Vectored Intake and How To Use Them

After some postseason testing I believe our team was incorrectly applying our vectored intake wheels (VIW). See the attached picture. I don’t believe we had them close enough together to be effective. I am thinking it is one of two modes of failure.

  1. The intake goes too far over the ball and it struggles to jump between VIWs because of the downforce of the intake.
  2. the angle we are hitting the ball on isn’t actually hitting the VIWs rollers.

The question I am posing, does anyone mode a resource on this, done significant testing, or have a rule of thumb on how close they should be?

1 Like

I don’t have an answer here, but will be following along with this thread as I too am curious.

Would love to hear if people have any real-world/practical advice on this topic!

I have a good amount of info on how to optimize the performance of these from developing the TTB design, to using them in 2020 and 2022. I will try to write something up in the next month or so; 8096 is very busy preparing for an offseason event at the beginning of November. I should be able to put some time into this after that.

10 Likes

We did a bit of testing / tuning of our vectored intakes in 2019 and 2020. There are a lot of factors that come into play, but I think our conclusions boil down to the following high level design factors:

  1. The diagram that you are showing appears to be showing the intake positioned above the game piece and the floor below the game piece.
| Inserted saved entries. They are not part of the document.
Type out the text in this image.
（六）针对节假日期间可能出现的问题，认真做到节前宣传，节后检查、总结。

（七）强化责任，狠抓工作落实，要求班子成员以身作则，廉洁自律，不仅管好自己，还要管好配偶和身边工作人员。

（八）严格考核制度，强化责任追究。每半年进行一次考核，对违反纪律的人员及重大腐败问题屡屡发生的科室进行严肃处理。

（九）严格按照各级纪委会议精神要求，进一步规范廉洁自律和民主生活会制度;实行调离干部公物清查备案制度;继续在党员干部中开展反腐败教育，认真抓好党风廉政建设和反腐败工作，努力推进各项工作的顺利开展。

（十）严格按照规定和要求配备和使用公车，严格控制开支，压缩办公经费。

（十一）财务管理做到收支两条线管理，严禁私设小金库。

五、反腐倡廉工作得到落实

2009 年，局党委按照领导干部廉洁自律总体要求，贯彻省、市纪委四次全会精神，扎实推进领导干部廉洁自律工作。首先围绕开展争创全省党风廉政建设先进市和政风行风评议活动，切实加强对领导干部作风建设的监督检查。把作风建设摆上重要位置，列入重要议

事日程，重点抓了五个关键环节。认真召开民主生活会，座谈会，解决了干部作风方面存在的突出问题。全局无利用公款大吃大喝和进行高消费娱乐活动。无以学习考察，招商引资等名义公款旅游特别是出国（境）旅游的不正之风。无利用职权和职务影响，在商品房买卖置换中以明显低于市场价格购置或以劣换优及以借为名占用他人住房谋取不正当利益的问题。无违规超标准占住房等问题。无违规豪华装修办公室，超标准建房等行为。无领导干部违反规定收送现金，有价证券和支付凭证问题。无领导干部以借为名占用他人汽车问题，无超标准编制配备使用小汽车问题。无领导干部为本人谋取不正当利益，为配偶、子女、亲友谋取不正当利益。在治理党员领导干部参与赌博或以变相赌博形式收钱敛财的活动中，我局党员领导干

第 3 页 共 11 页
There is a 3rd element in play which is a barrier of some sort that prevents the game piece from translating into the page due to the rotation of the VIWs and forces the mechanum rollers to push the game piece laterally instead of into the page. In most instances, this will be the bumper of the robot (you are translating the game piece along the bumper to a cutout where the next part of the intake mechanism takes over to pull the game piece into the robot). The geometry of the relative location of the bumper and the intake was fairly important. If you extend the intake too far out away from that bumper, or if your bumper is low relative to the center of the game piece, you create a gap between the intake and the bumper that is large enough for the game piece to get squeezed through. Not extending the intake out far enough results in the game piece not getting trapped by the 3 constraints (VIW, floor and bumper) and can escape out of the grasp of the intake. We found that, when the ball was being pressed against the bumper, the point where the VIWs contact the ball needed to be about 5 -10 degrees beyond the top of the ball in 2019. But this will be affected by the compressibility of the ball, the compressibility of the bumper the vertical location of the bumper relative to the size of the ball, etc. The critical point where you need to assess the ability of the ball to squeeze through the gap between the bumper and the intake is when the ball is straddling two VIWs as this is the point where the effective gap is the largest.
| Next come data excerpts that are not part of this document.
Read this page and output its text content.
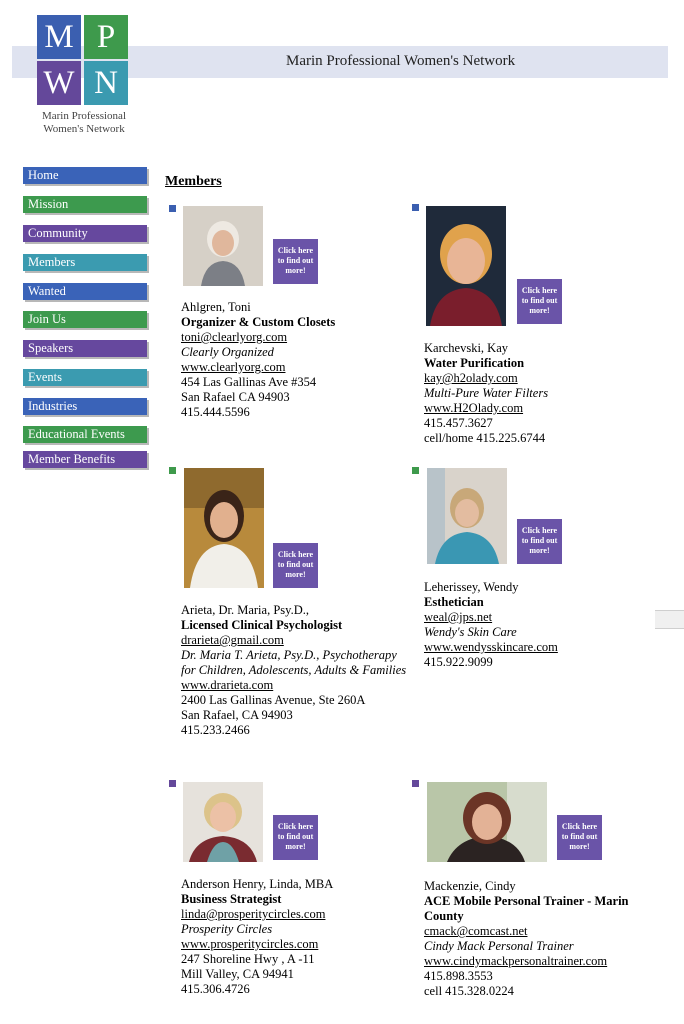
Marin Professional Women's Network
M P
W N
Marin Professional
Women's Network
Home
Mission
Community
Members
Wanted
Join Us
Speakers
Events
Industries
Educational Events
Member Benefits
Members
Click here
to find out
more!
Ahlgren, Toni
Organizer & Custom Closets
toni@clearlyorg.com
Clearly Organized
www.clearlyorg.com
454 Las Gallinas Ave #354
San Rafael CA 94903
415.444.5596
Click here
to find out
more!
Karchevski, Kay
Water Purification
kay@h2olady.com
Multi-Pure Water Filters
www.H2Olady.com
415.457.3627
cell/home 415.225.6744
Click here
to find out
more!
Arieta, Dr. Maria, Psy.D.,
Licensed Clinical Psychologist
drarieta@gmail.com
Dr. Maria T. Arieta, Psy.D., Psychotherapy for Children, Adolescents, Adults & Families
www.drarieta.com
2400 Las Gallinas Avenue, Ste 260A
San Rafael, CA 94903
415.233.2466
Click here
to find out
more!
Leherissey, Wendy
Esthetician
weal@jps.net
Wendy's Skin Care
www.wendysskincare.com
415.922.9099
Click here
to find out
more!
Anderson Henry, Linda, MBA
Business Strategist
linda@prosperitycircles.com
Prosperity Circles
www.prosperitycircles.com
247 Shoreline Hwy , A -11
Mill Valley, CA 94941
415.306.4726
Click here
to find out
more!
Mackenzie, Cindy
ACE Mobile Personal Trainer - Marin County
cmack@comcast.net
Cindy Mack Personal Trainer
www.cindymackpersonaltrainer.com
415.898.3553
cell 415.328.0224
  2. At the point where the contact with the game piece is handed off from one VIW to the next one, you want to ensure that you have good contact with the game piece by both VIWs at the same time. This is obviously affected by the spacing between the VIWs and the amount of compression of the game piece. The perhaps not so obvious factors that also affect this are the compression of the bumper noodles (assuming that the vectored intake is pushing the game piece against the bumper in order to produce the lateral motion) and the stiffness of the intake in terms of holding the compression the the game piece. This is the factor you are trying to diagram in your figures. But the “right answer” in terms of VIW spacing depends on the other factors described in item #1.
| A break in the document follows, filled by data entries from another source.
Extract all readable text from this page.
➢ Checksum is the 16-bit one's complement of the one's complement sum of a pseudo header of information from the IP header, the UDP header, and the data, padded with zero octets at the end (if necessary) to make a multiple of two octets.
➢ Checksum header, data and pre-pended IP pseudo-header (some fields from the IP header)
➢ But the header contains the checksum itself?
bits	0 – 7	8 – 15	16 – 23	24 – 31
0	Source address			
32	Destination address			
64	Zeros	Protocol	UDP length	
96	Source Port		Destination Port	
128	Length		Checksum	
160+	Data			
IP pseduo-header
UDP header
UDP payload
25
  3. The speed of the intake seemed to play a fairly significant role in both the 2019 and 2020 intakes. In 2020 especially, the stickiness of the ball made it difficult to find an optimal speed to run the vectored intake in order to move the ball laterally without allowing the ball to roll under the bumper. The 2019 ball seemed to be a bit more forgiving in terms of speeds so I think this factor is also game piece specific and requires a level of tuning.

  4. Mechanum wheel size. In 2019, we used 4" VEX mechanum wheels for out intake. In 2020 we used the 2" TTB mechanum wheels. We did not do any tuning with those sizes. They were basically what was available for each season. As it turns out, those choices offered roughly the same proportions of intake wheel size to game piece size. It also seems like many teams had good luck in 2022 with 4" wheels for their vectored intakes. I did not see very many intakes using 2" wheels this year (I’m sure they were out there), but as an observation, I would guess that larger wheels are going to work better with a larger game piece. But this is just a guess. Maybe others have some data to support this.

We did not do a vectored intake for 2022, so I don’t have a 3rd data point to offer for you. I suspect that the 2020 game piece was a bit of an outlier and that the lessons we learned in 2019 will be the most applicable to future vectored intake design / tuning.

1 Like

This topic was automatically closed 365 days after the last reply. New replies are no longer allowed.